Ostatnia słabość złotego to pochodna wzrostu globalnej awersji do ryzyka, która sprawia, że inwestorzy wycofują się z walut uważanych za „egzotyczne”. Potwierdza to też fakt, że rosną obawy związane z perspektywami dla globalnej gospodarki w kontekście publikowanych ostatnio danych makroekonomicznych.
W tym kontekście warto dziś śledzić raport Głównego Urzędu Statystycznego, który opublikuje dane nt. PKB za II kwartał. Oczekiwane jest spowolnienie do 2,9 proc. z 3,5 proc. Nie można jednak wykluczyć, iż rynek może się obawiać, iż wczorajsze słowa szefa NBP mogły mieć związek z ryzykiem słabszego odczytu. Jeżeli to się nie potwierdzi, to złoty może jutro odreagować część dzisiejszej zniżki. W przeciwnym wypadku możliwe jest kontynuacja osłabienia rodzimej waluty.
W oczekiwaniu na sygnały od banków centralnych
Nie bez znaczenia są także ryzyka związane z potencjalnymi działaniami Europejskiego Banku Centralnego, o których w środę mówił szef EBC Mario Draghi. W artykule opublikowanym w niemieckim dzienniku "Die Zeit" napisał, że Europejski Bank Centralny musi czasami wprowadzać "nadzwyczajne środki", aby zapewnić efektywność polityki monetarnej. Jednocześnie Draghi dodał, że działania EBC będą przeprowadzane w ramach mandatu banku zakładającego utrzymanie stabilności cen. Wypełnienie mandatu utrzymania stabilności cen czasami wymaga od nas użycia niestandardowych narzędzi polityki monetarnej wtedy, gdy rynki finansowe są pod wpływem irracjonalnych obaw.
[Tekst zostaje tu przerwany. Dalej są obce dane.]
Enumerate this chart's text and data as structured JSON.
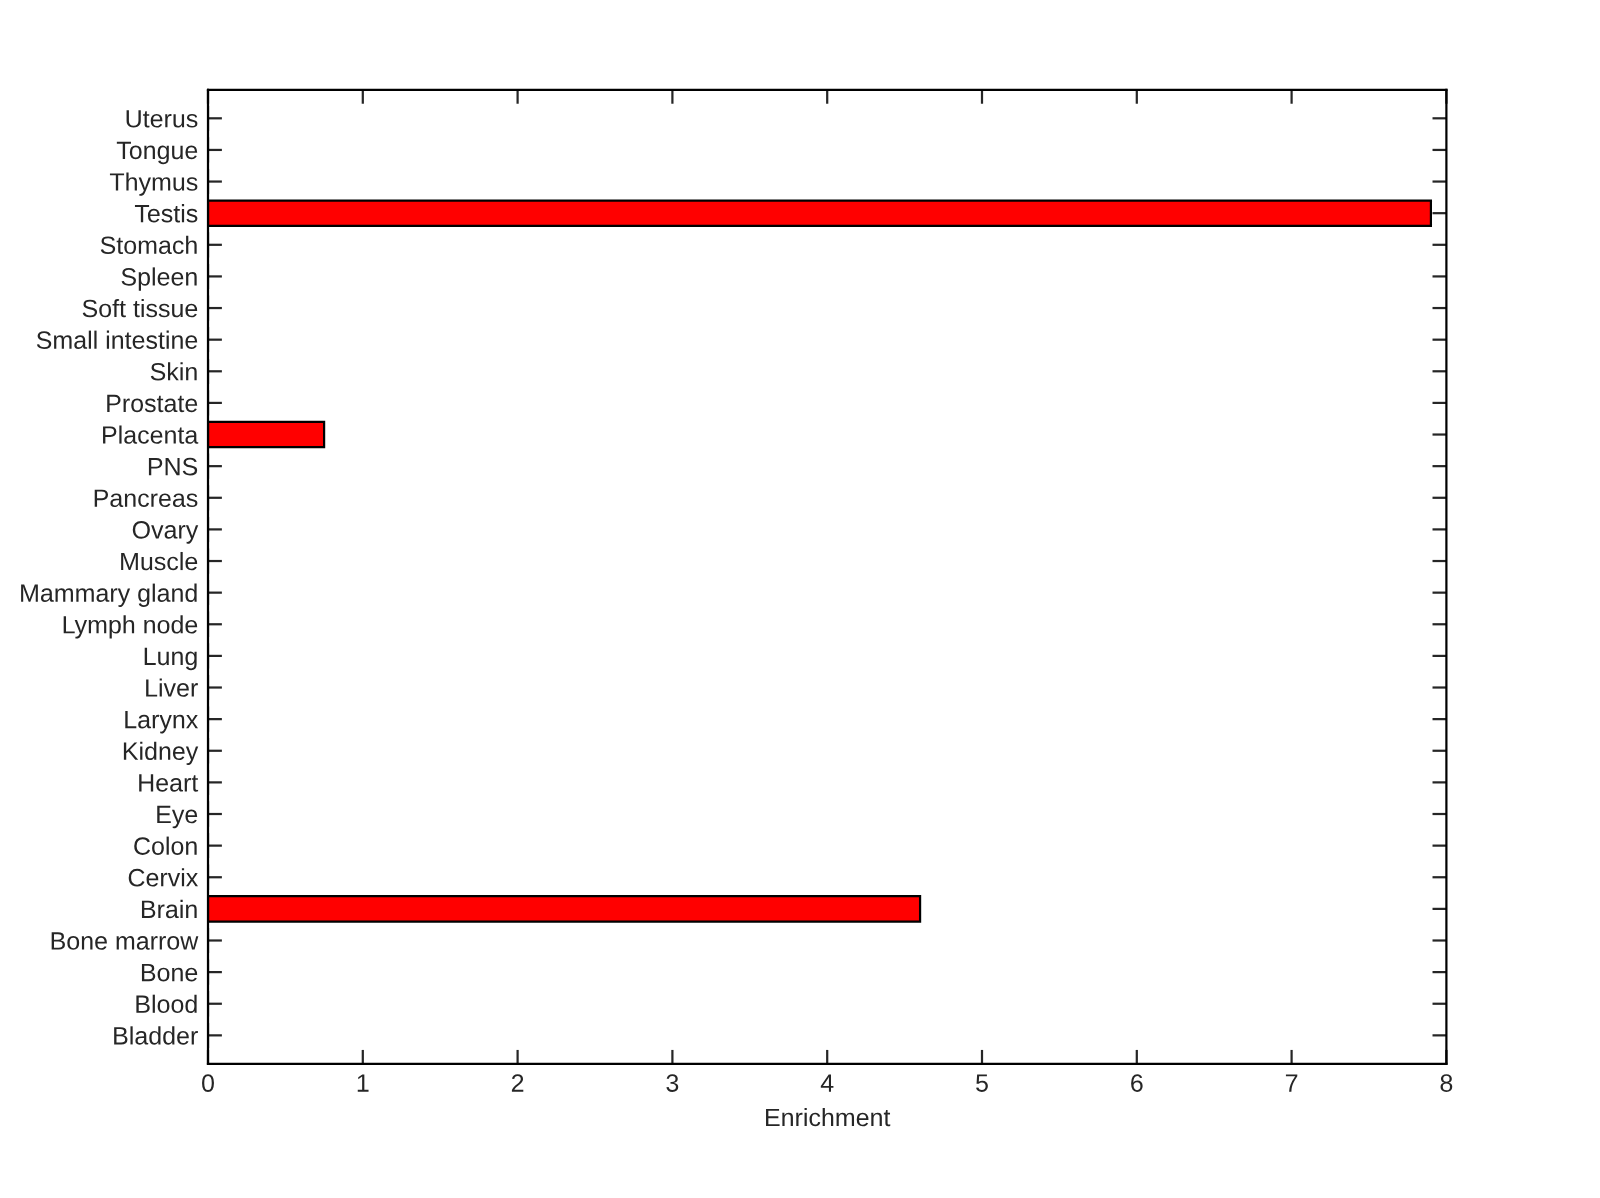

Na rynku EUR/USD środowa sesja minęła w mieszanej atmosferze. Z jednej strony popyt próbował poprawił tygodniowe maksimum, z drugiej strony pojawiła się pokusa realizacji zysków, która ostatecznie pociągnęła kurs na niższe poziomy. Niemniej trend wzrostowy jest nadal zachowany, dlatego w najbliższych godzinach handlu można oczekiwać dalszej aprecjacji euro względem dolara. Celem byków jest 1,26.
Wzrost apetytu na ryzyko powinien być widoczny również na rynku GBP/USD. Taki stosunek przewagi kupujących powinien utrzymać się jeszcze w najbliższych godzinach handlu. Obecnie nie ma żadnych przeszkód, aby zapoczątkowana fala wzrostowa nie uległa wydłużeniu. Celem byków jest poziom 1,59 – jest to rejon ubiegłotygodniowego maksimum. Linia wsparcia usytuowana jest w pobliżu 1,57.
Ciekawa sytuacja wystąpiła na parach złotówkowych, gdzie wystąpiła silna wyprzedaż krajowej waluty. W rezultacie na rynku USD/PLN wygenerowała się wyraźna fala wzrostowa. Tendencja osłabienia złotego powinna jeszcze mieć miejsce na rynku. Warunkiem realizacji tego scenariuszu jest ponowny wzrost, nad 3,3250. Jeśli kurs wyjście nad ten poziom to droga w rejon 3,3770 zostanie otwarta dla byków.
Również silne osłabienie krajowej waluty wystąpiło na rynku EUR/PLN. W ciągu ostatniej sesji pojawiła się silna presja sprzedających złotego, co wywindował kurs pary walutowej w rejon 4,1750. Tendencja osłabienia złotego może być kontynuowana w najbliższym czasie, jeśli kurs przebije się przez opór 4,1750. Wtedy celem strony popytowej będzie poziom 4,2150.
Z kolei na rynku USD/CHF wystąpiła niewielka korekta wzrostowa. W odbiciu notowań pomogło wsparcie 0,9550. Niemniej, zważywszy na decydujący fakt, że nadal znajdujemy się w trendzie spadkowym, możemy oczekiwać kontynuacji spadku notowań pary walutowej. W przypadku, gdy kurs zanurkuje poniżej 0,9550, można spodziewać się kontynuacji spadku kursu do 0,9450.